Second, the downside risks to global economic growth will continue into 2010 and negatively impact risky assets. Recent rises in global assets have been artificially propelled by excess global liquidity post-Lehman crisis, leading to mispricing of fundamentals. Risk appetite will shrink tremendously sometime in 2010 when the excess liquidity gradually plows back to the real sectors of economies and governments gradually remove liquidity from the system. As a result, USD will rally. USD will benefit from position liquidation, deleveraging and safe-haven demand for the U.S. Treasuries. USD will shine again as the prime reserve currency in the world. Despite talks of sovereign diversification and alternate reserve currencies, the U.S. is still the only country that has the economic strength, political freedom and market depth as a reserve currency.
In addition, the USD's year-end rally is more than simply a result of squaring of year-end positions. The current USD level signifies a fundamental shift in the direction of the USD technically, rather than a brief correction and it should continue to appreciate against the major currencies, at least for the first half of 2010.
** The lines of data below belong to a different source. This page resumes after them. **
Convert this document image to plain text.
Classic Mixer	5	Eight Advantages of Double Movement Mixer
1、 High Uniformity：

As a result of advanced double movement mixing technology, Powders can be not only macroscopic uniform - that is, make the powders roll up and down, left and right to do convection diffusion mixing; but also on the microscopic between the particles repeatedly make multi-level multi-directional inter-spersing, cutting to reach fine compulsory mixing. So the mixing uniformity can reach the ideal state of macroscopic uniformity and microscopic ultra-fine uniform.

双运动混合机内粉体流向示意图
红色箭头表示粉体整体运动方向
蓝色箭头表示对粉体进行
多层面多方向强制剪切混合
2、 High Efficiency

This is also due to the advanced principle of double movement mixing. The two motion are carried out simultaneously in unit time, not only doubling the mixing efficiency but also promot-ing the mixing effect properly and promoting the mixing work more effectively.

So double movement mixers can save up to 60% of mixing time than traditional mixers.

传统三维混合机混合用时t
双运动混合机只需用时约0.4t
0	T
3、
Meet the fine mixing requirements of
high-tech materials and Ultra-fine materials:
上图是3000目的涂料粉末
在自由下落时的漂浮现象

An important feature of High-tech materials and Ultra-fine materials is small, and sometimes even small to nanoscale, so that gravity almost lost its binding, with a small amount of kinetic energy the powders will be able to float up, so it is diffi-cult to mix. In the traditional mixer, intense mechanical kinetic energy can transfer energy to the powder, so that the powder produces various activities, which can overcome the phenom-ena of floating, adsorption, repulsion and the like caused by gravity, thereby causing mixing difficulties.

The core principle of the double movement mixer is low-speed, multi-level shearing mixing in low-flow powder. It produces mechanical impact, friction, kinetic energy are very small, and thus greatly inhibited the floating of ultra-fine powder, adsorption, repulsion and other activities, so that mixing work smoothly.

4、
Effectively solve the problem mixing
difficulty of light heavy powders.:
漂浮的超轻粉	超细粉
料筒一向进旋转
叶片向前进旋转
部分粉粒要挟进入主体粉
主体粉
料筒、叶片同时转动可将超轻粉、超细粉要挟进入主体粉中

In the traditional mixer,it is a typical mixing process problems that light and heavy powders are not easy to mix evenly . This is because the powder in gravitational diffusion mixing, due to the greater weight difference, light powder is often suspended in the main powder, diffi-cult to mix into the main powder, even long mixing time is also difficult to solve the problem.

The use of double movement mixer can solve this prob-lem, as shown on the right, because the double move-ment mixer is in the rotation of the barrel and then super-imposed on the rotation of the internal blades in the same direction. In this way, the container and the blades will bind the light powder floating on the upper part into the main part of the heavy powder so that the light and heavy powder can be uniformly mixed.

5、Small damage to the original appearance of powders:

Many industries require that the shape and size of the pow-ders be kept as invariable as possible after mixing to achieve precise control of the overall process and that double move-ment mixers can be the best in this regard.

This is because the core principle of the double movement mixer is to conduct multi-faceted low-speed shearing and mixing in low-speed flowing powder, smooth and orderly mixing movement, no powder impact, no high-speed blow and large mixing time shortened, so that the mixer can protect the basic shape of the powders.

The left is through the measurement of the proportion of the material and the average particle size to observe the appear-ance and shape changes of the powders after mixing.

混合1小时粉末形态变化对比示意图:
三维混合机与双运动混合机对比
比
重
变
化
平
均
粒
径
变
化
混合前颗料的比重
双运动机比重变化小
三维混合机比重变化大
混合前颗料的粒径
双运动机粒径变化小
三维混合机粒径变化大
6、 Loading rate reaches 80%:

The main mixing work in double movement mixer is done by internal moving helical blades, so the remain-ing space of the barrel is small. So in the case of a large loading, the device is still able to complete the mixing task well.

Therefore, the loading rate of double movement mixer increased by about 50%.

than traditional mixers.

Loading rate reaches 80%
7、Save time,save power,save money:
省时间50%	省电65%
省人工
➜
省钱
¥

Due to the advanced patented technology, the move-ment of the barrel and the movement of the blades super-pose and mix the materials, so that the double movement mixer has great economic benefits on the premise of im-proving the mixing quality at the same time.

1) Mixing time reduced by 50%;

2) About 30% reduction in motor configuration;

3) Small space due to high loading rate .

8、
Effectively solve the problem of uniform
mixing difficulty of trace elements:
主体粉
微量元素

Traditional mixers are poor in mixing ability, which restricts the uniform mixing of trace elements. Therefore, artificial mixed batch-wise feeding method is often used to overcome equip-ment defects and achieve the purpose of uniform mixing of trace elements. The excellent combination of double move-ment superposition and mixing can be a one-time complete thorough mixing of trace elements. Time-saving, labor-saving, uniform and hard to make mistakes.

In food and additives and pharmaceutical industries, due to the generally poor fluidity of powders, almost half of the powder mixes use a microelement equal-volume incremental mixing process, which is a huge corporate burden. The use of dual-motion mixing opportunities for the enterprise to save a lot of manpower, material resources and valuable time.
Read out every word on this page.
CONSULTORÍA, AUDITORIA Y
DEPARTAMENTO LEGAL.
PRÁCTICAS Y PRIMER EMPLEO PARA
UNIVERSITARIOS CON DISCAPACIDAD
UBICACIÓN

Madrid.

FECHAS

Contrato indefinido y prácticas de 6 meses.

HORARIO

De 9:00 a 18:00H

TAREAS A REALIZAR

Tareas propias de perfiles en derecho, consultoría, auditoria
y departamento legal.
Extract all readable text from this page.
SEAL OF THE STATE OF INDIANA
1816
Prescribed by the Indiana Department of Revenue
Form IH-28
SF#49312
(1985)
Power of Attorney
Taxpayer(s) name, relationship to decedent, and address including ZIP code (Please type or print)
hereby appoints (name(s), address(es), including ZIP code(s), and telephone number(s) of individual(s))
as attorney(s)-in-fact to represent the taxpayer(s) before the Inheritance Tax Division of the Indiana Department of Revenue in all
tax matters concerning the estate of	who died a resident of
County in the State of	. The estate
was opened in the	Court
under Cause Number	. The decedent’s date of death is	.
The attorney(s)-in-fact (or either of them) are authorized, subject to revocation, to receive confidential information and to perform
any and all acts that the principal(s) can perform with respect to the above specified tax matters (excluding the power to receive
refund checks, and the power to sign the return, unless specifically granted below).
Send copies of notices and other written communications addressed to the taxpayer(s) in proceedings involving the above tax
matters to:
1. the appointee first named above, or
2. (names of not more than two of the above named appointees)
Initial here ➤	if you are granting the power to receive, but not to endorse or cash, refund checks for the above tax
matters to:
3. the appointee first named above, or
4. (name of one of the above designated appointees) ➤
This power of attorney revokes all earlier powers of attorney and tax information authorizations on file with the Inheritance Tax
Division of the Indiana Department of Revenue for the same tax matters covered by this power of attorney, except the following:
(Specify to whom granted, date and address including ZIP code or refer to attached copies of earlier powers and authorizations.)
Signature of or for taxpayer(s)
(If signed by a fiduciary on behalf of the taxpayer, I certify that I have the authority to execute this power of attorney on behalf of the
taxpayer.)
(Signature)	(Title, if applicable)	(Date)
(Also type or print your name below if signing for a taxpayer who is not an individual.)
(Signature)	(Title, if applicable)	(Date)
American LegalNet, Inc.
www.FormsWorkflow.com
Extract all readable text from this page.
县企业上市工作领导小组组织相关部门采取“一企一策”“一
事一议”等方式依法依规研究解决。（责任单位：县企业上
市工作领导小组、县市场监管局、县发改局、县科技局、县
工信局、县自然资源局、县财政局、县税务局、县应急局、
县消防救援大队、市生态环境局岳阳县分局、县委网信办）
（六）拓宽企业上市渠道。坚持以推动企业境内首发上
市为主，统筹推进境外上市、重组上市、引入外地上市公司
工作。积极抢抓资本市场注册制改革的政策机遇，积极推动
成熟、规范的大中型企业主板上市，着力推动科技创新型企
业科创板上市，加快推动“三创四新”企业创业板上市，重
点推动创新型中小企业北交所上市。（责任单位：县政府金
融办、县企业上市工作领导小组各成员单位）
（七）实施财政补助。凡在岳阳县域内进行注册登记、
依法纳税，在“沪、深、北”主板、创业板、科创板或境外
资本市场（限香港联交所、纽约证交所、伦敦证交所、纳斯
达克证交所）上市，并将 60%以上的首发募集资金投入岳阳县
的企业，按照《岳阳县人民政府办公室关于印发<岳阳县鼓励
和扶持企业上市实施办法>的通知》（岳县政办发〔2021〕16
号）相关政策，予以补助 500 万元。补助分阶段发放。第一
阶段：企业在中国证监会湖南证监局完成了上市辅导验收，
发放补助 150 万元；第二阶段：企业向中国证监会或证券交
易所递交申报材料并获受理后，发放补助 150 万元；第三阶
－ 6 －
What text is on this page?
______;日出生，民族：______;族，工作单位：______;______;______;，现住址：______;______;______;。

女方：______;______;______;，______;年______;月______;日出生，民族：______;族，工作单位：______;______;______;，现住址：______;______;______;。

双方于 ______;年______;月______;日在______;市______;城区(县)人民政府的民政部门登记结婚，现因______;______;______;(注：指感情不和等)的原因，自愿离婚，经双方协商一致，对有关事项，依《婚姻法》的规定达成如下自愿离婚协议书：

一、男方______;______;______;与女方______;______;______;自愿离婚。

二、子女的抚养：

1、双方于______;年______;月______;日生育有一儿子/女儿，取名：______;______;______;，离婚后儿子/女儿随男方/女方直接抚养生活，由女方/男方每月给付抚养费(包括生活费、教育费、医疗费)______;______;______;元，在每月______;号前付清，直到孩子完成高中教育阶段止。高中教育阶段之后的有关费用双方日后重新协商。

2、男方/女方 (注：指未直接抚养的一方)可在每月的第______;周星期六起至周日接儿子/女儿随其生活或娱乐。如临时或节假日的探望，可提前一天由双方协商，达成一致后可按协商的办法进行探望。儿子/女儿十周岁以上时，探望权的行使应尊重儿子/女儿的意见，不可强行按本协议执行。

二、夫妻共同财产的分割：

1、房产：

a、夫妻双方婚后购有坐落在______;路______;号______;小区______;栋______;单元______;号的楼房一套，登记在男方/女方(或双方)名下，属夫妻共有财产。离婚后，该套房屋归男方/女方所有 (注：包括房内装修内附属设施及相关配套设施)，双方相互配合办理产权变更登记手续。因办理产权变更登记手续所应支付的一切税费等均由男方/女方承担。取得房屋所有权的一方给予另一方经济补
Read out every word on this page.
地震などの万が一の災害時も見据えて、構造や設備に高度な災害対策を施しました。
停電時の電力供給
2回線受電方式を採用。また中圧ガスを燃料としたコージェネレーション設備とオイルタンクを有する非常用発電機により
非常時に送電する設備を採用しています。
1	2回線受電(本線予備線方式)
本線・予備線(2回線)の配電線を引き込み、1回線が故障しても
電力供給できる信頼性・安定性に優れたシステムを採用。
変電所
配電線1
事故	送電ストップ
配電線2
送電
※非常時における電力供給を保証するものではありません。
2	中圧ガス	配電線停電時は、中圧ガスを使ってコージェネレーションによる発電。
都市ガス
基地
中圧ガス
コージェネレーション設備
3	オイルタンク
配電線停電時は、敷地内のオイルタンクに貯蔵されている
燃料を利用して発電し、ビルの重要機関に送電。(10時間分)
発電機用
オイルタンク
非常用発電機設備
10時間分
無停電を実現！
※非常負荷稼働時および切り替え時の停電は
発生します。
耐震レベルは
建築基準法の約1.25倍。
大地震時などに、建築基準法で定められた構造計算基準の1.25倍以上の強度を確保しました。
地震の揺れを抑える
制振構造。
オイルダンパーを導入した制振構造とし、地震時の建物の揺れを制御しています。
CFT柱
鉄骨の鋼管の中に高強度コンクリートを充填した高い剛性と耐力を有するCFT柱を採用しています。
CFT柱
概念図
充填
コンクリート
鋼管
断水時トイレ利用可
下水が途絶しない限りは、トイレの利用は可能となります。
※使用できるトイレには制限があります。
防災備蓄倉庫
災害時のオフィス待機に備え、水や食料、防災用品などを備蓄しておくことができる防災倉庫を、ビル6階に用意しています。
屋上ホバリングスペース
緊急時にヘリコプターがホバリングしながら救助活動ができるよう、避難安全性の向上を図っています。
Even JPY Moved Against the USD
Defying any fundamentals, JPY has appreciated consistently against the USD as it is being widely used by investors as a "carry" currency to fund other risky plays. This time, USD gained even against the JPY as investors succumbed to the prospect that the Fed will seek to exit from its quantitative easing sooner than the Bank of Japan. Deflation woes in Japan, a disappointing new government and the stark reminder that the Nikkei is off over 70 percent in nominal terms over the last 20 years is weighing on the JPY. The USD will rally against JPY to catch up with the broad USD strength, but it will be a slow creep forward, rather than a significant jump to close the gap. At current low USD levels, the threat of intervention, accompanied by rhetoric from the Bank of Japan, will be more credible.
Risks to the USD
Despite the above USD supportive factors, there are still potential factors that will drag the USD back on a down trend.
First, global economic recovery might gain traction to the extent that investors become more confident in favorable global economic performances and unworried by the prospect of monetary tightening. In such a scenario, risky assets and high-yielding currencies will be in demand, but USD and other low-yielding funding currencies will be sold.
Second, the extraordinary budget deficit of the U.S., currently at close to 12 percent of GDP, will have negative consequences. If the economy dips back in Q1/Q2 next year, U.S. policy makers will surely be providing more stimulus, especially ahead of the November midterm elections, further aggravating the budget shortfall. It will be questionable whether the U.S. can maintain its AAA status by then. Selling of the USD will resume in that case.
However, if any of the above events occur, it will likely be during second half of 2010. In the meantime, USD deserves some breathing room.